Selon les représentants du personnel, cette interdiction constitue une violation flagrante des droits syndicaux protégés par la Constitution sénégalaise. Ils estiment que « les humeurs d’un employeur septuagénaire ne peuvent se substituer aux principes d’un État de droit » et rappellent qu’aucun dirigeant, quel que soit son statut, n’a le pouvoir de restreindre la liberté d’organisation des travailleurs. Abdoulaye Sarr, technicien-réalisateur réputé pour son sérieux et son engagement professionnel, serait particulièrement ciblé en raison de son rôle actif au sein du collège des délégués.
Au-delà de cet incident, les représentants légaux des travailleurs pointent un climat de pressions constantes exercées par le PDG contre plusieurs membres du personnel. Ils accusent notamment El Hadj Ndiaye d’opérer des « rétentions et ponctions injustifiées » sur les salaires, déjà jugés modestes, de certains employés. Des pratiques qui, selon eux, révèlent un mode de gestion abusif et attentatoire aux droits fondamentaux garantis par le Code du travail.
Face à ce qu’ils qualifient de dérives répétées, les délégués menacent de saisir les juridictions compétentes pour faire respecter les libertés syndicales et rappeler au dirigeant d’Origines SA que nul n’est au-dessus des lois. Ils affirment que ces violations ne pourraient perdurer sans la complicité active de deux inspecteurs du travail à la retraite — identifiés comme M. Sow et M. Diakhoumpa — qui accompagneraient le PDG dans ses tentatives de neutraliser les représentants du personnel et de bloquer leurs missions.

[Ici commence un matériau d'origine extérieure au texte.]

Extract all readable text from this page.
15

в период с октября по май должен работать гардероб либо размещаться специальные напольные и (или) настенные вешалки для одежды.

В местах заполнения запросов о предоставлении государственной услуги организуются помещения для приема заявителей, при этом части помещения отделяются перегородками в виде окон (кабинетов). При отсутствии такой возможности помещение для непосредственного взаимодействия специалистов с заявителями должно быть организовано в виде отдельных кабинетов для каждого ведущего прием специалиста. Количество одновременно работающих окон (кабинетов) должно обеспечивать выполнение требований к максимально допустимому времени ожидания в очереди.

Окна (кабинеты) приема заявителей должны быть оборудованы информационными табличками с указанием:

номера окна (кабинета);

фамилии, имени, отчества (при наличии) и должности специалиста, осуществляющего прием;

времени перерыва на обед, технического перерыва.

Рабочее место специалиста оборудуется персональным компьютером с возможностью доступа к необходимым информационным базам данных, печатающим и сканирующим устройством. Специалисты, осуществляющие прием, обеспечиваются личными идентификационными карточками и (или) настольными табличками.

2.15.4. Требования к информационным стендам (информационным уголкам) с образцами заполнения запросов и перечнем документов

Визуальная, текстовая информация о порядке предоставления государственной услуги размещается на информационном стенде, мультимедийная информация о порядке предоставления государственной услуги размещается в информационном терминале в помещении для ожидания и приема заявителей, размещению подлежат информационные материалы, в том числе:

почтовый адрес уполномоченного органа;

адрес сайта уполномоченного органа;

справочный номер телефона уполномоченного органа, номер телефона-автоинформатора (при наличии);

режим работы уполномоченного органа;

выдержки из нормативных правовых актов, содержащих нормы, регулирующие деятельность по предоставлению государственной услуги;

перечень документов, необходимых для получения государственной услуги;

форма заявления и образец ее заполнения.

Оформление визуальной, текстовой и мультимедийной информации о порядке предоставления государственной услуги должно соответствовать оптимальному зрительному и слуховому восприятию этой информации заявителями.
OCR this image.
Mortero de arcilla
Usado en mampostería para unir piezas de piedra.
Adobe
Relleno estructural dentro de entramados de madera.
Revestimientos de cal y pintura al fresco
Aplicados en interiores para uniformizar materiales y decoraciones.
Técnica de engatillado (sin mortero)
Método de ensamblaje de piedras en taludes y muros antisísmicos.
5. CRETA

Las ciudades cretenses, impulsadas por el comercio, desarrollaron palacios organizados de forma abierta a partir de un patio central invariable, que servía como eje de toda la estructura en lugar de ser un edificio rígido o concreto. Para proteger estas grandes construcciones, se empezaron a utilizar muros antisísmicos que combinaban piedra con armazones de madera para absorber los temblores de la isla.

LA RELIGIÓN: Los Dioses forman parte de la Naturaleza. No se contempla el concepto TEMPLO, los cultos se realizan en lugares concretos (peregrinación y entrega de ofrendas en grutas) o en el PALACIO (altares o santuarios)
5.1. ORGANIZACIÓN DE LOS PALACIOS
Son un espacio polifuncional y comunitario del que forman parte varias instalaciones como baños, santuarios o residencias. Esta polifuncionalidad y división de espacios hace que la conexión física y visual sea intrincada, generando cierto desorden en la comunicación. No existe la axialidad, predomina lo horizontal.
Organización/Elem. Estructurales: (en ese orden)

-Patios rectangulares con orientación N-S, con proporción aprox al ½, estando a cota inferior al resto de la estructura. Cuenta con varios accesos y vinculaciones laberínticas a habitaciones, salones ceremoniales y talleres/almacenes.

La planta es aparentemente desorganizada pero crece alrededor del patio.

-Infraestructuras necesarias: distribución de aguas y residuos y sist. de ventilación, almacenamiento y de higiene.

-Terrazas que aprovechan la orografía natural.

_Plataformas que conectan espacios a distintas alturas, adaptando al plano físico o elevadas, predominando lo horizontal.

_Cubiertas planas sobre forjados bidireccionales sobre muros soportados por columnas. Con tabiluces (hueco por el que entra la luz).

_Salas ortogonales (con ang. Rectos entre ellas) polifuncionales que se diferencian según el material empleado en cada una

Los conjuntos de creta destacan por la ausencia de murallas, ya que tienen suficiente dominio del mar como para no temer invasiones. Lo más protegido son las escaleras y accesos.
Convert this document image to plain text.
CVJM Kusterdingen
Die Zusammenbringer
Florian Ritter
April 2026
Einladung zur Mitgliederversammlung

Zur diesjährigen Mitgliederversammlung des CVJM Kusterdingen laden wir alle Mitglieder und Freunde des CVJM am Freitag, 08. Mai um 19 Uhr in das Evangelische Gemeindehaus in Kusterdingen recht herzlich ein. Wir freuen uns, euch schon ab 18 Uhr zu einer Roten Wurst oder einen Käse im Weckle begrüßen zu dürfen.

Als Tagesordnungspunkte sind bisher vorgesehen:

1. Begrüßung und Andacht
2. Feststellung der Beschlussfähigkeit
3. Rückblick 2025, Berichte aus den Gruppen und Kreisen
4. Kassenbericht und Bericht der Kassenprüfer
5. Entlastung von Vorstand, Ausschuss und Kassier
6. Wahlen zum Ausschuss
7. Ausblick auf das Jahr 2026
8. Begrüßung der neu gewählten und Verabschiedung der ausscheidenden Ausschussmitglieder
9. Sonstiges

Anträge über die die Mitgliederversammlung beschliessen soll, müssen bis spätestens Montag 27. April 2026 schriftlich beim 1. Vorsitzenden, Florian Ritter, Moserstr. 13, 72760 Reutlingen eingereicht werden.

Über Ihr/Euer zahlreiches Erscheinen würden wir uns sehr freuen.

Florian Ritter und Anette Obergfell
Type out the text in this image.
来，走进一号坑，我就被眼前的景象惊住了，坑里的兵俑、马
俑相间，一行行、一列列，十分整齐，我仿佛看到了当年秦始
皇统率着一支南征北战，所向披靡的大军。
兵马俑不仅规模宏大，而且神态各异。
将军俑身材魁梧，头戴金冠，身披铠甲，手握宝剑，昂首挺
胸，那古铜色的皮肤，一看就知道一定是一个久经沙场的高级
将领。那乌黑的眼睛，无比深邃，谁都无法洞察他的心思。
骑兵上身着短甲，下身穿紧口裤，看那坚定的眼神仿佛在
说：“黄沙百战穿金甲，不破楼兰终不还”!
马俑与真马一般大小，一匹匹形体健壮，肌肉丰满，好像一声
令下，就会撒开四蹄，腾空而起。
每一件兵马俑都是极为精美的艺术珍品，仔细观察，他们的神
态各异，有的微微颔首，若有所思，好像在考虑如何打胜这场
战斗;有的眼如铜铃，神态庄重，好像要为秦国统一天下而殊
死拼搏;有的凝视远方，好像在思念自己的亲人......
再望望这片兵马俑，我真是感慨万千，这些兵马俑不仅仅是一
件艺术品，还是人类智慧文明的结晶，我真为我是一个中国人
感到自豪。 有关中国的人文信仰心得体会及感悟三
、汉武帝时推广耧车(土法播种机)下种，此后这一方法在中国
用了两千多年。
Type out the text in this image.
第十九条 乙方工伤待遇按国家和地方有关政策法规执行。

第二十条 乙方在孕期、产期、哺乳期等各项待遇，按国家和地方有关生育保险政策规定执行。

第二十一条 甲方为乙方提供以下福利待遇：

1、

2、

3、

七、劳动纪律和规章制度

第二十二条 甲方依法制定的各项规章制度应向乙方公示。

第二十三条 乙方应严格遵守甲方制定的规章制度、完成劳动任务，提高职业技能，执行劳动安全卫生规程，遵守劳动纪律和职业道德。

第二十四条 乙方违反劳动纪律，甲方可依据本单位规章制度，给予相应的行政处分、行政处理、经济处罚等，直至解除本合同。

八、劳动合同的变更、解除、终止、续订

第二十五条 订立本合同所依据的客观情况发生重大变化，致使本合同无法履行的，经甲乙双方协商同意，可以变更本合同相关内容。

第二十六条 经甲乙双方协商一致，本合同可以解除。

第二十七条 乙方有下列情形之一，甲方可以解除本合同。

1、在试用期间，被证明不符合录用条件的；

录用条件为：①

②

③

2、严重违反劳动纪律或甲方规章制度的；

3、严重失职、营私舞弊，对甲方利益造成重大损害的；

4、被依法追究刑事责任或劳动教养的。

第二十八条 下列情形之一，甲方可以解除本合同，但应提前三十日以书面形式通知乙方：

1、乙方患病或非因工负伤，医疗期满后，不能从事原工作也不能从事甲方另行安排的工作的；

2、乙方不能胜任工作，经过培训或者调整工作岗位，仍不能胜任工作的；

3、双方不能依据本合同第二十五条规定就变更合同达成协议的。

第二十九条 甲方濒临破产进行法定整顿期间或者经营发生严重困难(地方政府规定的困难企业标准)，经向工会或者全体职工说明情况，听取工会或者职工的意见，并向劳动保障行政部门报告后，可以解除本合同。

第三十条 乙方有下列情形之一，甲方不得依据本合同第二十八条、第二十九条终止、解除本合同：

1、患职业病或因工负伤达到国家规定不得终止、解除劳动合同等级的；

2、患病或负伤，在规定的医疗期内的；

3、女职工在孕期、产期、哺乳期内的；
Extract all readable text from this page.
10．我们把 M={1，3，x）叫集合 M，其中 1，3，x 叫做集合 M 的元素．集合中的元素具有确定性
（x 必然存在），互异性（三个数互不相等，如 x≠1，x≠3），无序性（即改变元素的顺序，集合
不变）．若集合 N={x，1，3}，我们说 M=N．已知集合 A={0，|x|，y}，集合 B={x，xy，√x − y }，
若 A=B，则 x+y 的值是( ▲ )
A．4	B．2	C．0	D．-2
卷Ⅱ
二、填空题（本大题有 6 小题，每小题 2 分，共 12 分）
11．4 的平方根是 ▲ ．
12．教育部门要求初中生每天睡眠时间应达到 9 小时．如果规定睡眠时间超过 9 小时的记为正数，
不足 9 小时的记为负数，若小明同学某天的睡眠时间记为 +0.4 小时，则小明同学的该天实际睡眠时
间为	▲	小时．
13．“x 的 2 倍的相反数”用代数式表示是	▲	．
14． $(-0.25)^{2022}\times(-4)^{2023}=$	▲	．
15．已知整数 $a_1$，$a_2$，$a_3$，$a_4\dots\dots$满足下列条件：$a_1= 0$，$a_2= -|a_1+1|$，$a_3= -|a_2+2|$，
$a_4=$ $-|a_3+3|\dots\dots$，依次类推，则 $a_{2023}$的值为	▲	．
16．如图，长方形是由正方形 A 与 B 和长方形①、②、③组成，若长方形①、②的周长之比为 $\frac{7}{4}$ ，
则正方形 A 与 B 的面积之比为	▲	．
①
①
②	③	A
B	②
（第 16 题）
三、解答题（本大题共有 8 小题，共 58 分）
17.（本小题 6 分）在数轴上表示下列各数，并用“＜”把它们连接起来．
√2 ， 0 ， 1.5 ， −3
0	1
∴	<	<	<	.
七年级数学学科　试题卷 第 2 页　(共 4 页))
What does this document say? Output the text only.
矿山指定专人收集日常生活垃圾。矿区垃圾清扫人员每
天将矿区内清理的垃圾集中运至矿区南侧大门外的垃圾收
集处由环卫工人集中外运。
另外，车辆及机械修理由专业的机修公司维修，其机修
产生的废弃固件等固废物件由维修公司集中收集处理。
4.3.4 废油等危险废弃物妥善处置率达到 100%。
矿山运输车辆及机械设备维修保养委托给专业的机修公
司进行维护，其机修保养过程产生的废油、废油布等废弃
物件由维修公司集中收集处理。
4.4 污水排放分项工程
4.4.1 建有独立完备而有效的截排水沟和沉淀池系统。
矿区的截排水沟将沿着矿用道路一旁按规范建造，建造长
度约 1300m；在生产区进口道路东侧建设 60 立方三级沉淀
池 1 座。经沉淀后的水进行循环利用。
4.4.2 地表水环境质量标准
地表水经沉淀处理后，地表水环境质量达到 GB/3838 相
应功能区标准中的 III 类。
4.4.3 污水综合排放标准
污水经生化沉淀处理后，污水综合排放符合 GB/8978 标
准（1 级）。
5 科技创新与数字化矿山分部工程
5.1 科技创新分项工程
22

Les délégués appellent les autorités étatiques et judiciaires à intervenir de toute urgence et à diligenter une enquête au sein de l’entreprise pour évaluer l’ampleur des atteintes aux droits des travailleurs. Ils disent craindre que ces pratiques ne se banalisent au point de compromettre durablement l’exercice syndical au sein d’Origines SA.
Malgré leur indignation, les représentants du personnel affirment rester profondément attachés à un dialogue social sincère, mais insistent sur le fait qu’il ne peut être envisagé que dans le respect strict des lois et règlements en vigueur. Ils exhortent ainsi la direction à abandonner toute politique de répression et à privilégier un climat de concertation constructive.